La abuela Ángela tenía fama, más que de avara, de cuidadosa con su dinero. Cuando el abuelo Isidoro abandonó el hogar, por motivos desconocidos, ella se hizo cargo del quiosco y asumió la tarea de sacar adelante la casa con sus cuatro hijos incluidos, a quienes crió con filosofía espartana. Tanto fue así que, cada vez que tomaba sus copas, que era bien seguido, mi padre recordaba que no había tenido infancia y que debía vender diarios a pie pelado en pleno invierno, "y no un diario cualquiera, sino uno que no leía nadie y que tenía que ofrecérselo a los curaditos que tomaban en las cantinas, porque había que volver al quiosco con los diarios vendidos y ellos eran los únicos que me lo compraban, por lástima", agregaba, echando sus lagrimones, yo creo que tanto por esos curaditos como por el niño que vendía diarios, lo que su alma traducía como dos imágenes de sí mismo en distintas etapas de su vida. La cantinela de la venta de diarios a pie pelado me enfurecía. Lo juzgaba duramente: lo hallaba cobarde y débil por entregarse tan fácilmente a la bebida y por lamentarse de su suerte, que no era mala. Muchas veces pensé, caminando hacia el liceo, que nuestro hogar iría mejor si él faltara; o sea, si estuviera muerto. Nunca he terminado de arrepentirme de haber sentido así. Mi padre fue un hombre bueno y realmente sabía de lo que estaba hablando.
Para las navidades y los cumpleaños, la abuela Ángela nos regalaba dinero contante y sonante, que era lo que ella más apreciaba, ya que lo natural, aunque no lo deseable, es hacer regalos al gusto de uno. Mi papá adoptó esa costumbre a medias y un par de veces recibí de él un sobre con un suculento monto, que hizo más entretenidas mis vacaciones. Pero la Navidad que se fijó en mi mente, no tanto por la Navidad sino por el regalo, incluso no tanto por el regalo sino por las consecuencias que tuvo, fue aquella en que la abuela Ángela nos regaló al Vitorio y a mí un billete a cada uno, pero de una suma desproporcionada para la edad que teníamos. Lamentablamente mi mala memoria me obliga a hacer aquí un paréntesis. Lo que recuerdo es que era un billete azul de 50 pesos. La realidad me dice que si hubiese sido así estaría hablando del año 1959, de un billete más bien verdoso y que tanto valor no tenía, y del Vitorio con apenas 4 años y yo con seis. Pudo haber sido entonces un billete de cien escudos de 1960 o 1961, que sí era azul, pero bastante más grande de lo que recuerdo y, sobre todo, carísimo para cualquier bolsillo. Curiosamente, lo que más se asemeja a mi recuerdo es el billete azul de 5 pesos, que ya en esa época no valía casi nada. Cualquiera que escribe o que lee sobre el asunto se dará cuenta de lo difícil que es hablar de montos de dinero en un relato. Por eso me quedo con mi vago recuerdo: era un billete azul que representaba una suma desproporcionada para nosotros. Y por eso no fue raro que a partir del 26 de diciembre mi mamá empezara a advertirnos la importancia que tenía ese billete y el cuidado que debíamos darle. Eso quería decir derechamente que no se nos ocurriera gastarlo. Hoy pienso que simplemente debió retener los dos billetes o depositarlos en el banco; así habrían estado más seguros a costa de un breve momento de pesar por parte nuestra, ya que, todos saben, los verdaderos niños no se apasionan por los billetes.
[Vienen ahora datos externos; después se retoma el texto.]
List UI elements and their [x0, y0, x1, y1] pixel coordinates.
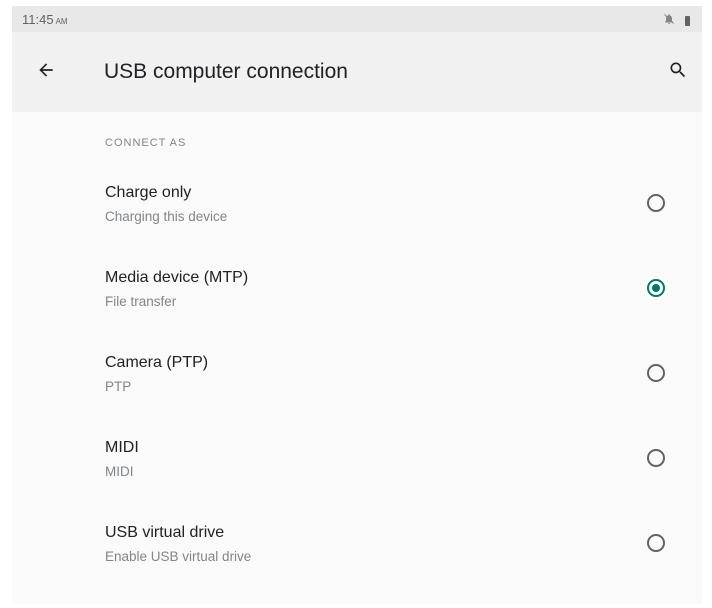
notifications-off-icon: [663, 12, 675, 30]
back-button[interactable]: [32, 58, 60, 86]
option-subtitle: File transfer: [105, 294, 177, 309]
screen: 11:45 AM USB computer connection CONNECT…: [12, 6, 702, 604]
search-icon: [668, 60, 688, 85]
option-media-device-mtp[interactable]: Media device (MTP) File transfer: [12, 255, 702, 340]
option-usb-virtual-drive[interactable]: USB virtual drive Enable USB virtual dri…: [12, 510, 702, 595]
option-title: Media device (MTP): [105, 269, 249, 286]
option-subtitle: MIDI: [105, 464, 134, 479]
status-icons: [663, 12, 690, 30]
option-midi[interactable]: MIDI MIDI: [12, 425, 702, 510]
status-time-ampm: AM: [55, 17, 68, 26]
app-bar: USB computer connection: [12, 32, 702, 112]
option-title: USB virtual drive: [105, 524, 225, 541]
section-header: CONNECT AS: [105, 137, 187, 149]
status-time-value: 11:45: [22, 12, 54, 27]
option-title: MIDI: [105, 439, 139, 456]
arrow-back-icon: [36, 60, 56, 85]
option-title: Charge only: [105, 184, 192, 201]
search-button[interactable]: [664, 58, 692, 86]
option-charge-only[interactable]: Charge only Charging this device: [12, 170, 702, 255]
battery-icon: [685, 16, 690, 26]
radio-button[interactable]: [647, 194, 665, 212]
status-time: 11:45 AM: [22, 12, 68, 27]
radio-button[interactable]: [647, 534, 665, 552]
option-subtitle: Charging this device: [105, 209, 228, 224]
radio-button[interactable]: [647, 449, 665, 467]
radio-button[interactable]: [647, 364, 665, 382]
option-subtitle: PTP: [105, 379, 132, 394]
option-list: Charge only Charging this device Media d…: [12, 170, 702, 595]
option-camera-ptp[interactable]: Camera (PTP) PTP: [12, 340, 702, 425]
option-subtitle: Enable USB virtual drive: [105, 549, 252, 564]
radio-button-selected[interactable]: [647, 279, 665, 297]
status-bar: 11:45 AM: [12, 6, 702, 32]
page-title: USB computer connection: [104, 60, 348, 83]
option-title: Camera (PTP): [105, 354, 209, 371]
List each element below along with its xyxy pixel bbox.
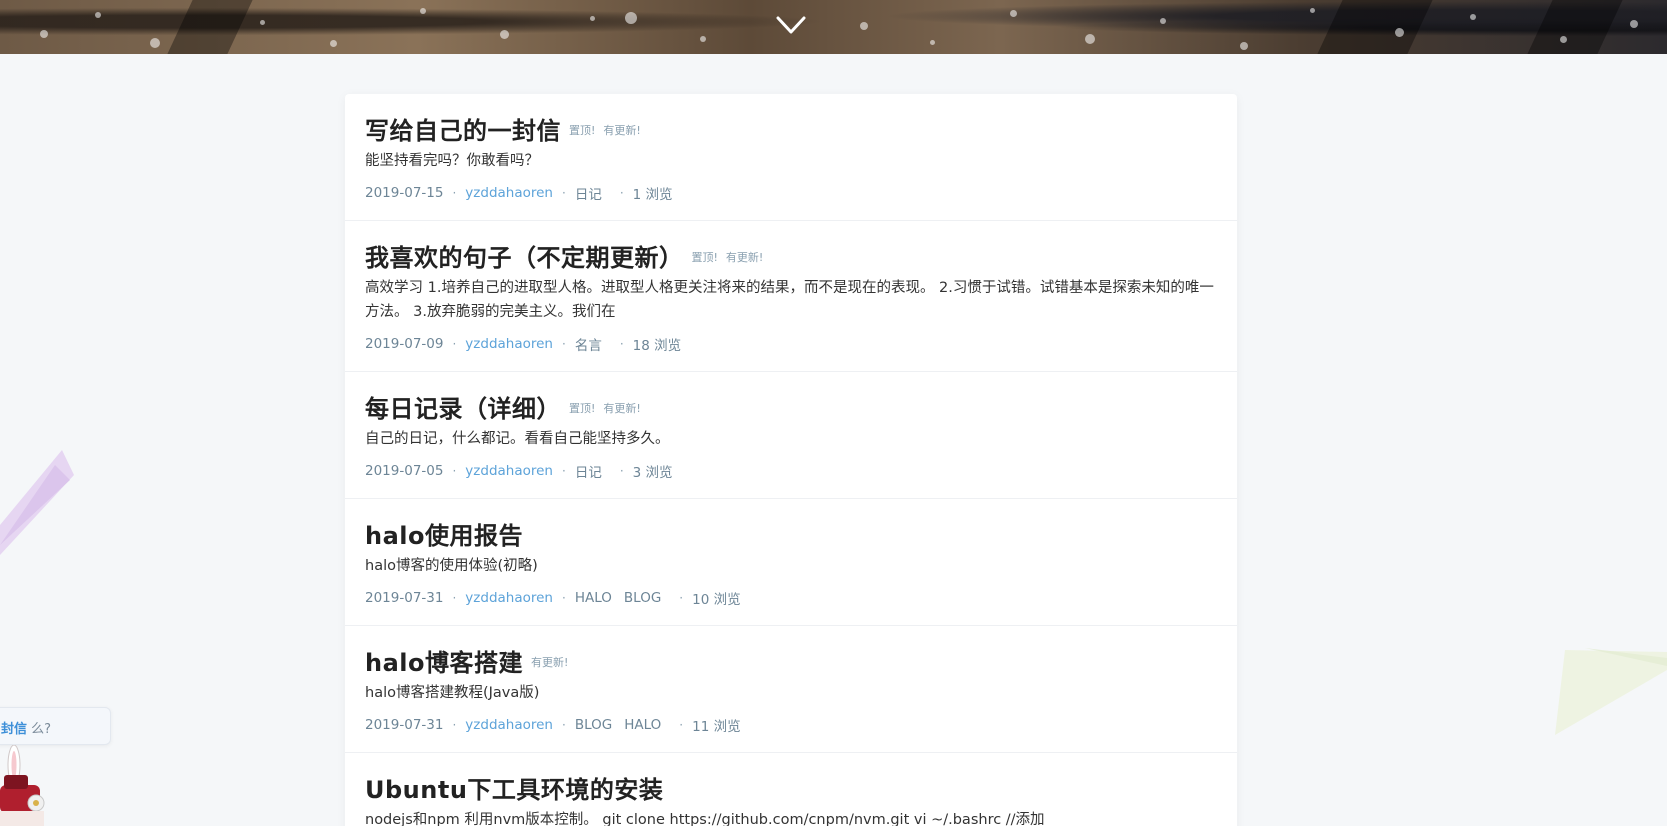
post-author[interactable]: yzddahaoren: [465, 463, 553, 479]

Pero no lo hizo así y todos los días amanecían en los veladores.
A seis cuadras de nuestra casa, lo que se dice desde Bueras 129 a Independencia con Astorga, estaba la librería Cervantes, peligro público para las fantasías infantiles. En marzo exhibía cuadernos, lápices, gomas y libros de asignaturas, pero el resto del año sus dueños se veían obligados a ocupar la vitrina con cualquier cosa, pistolas, espadas romanas, autitos a fricción, rompecabezas, pelotas, naves interplanetarias, revólveres con estuche y fulminante, trenes eléctricos con sus casitas y estaciones, armónicas pequeñas, medianas y profesionales, colecciones de estampillas, un cuantuay. Cada visita al centro resultaba un martirio para nosotros y a mi mamá, siempre apurada, le costaba despegarnos de esa vitrina. A regañadientes la obedecíamos y entrábamos con ella al banco, un lugar tan diferente, tan extraño, tan frío, lleno de mármoles, personas silenciosas de corbata, mujeres de taco alto, otra Rancagua en esas limpias paredes de colores grises y techos diría incluso más altos que las naves de la catedral. Allí pasábamos bostezando buena parte de la mañana, hasta que la atendían. A la salida siempre le quedaban dos o tres diligencias, ya que el viaje al centro había que aprovecharlo.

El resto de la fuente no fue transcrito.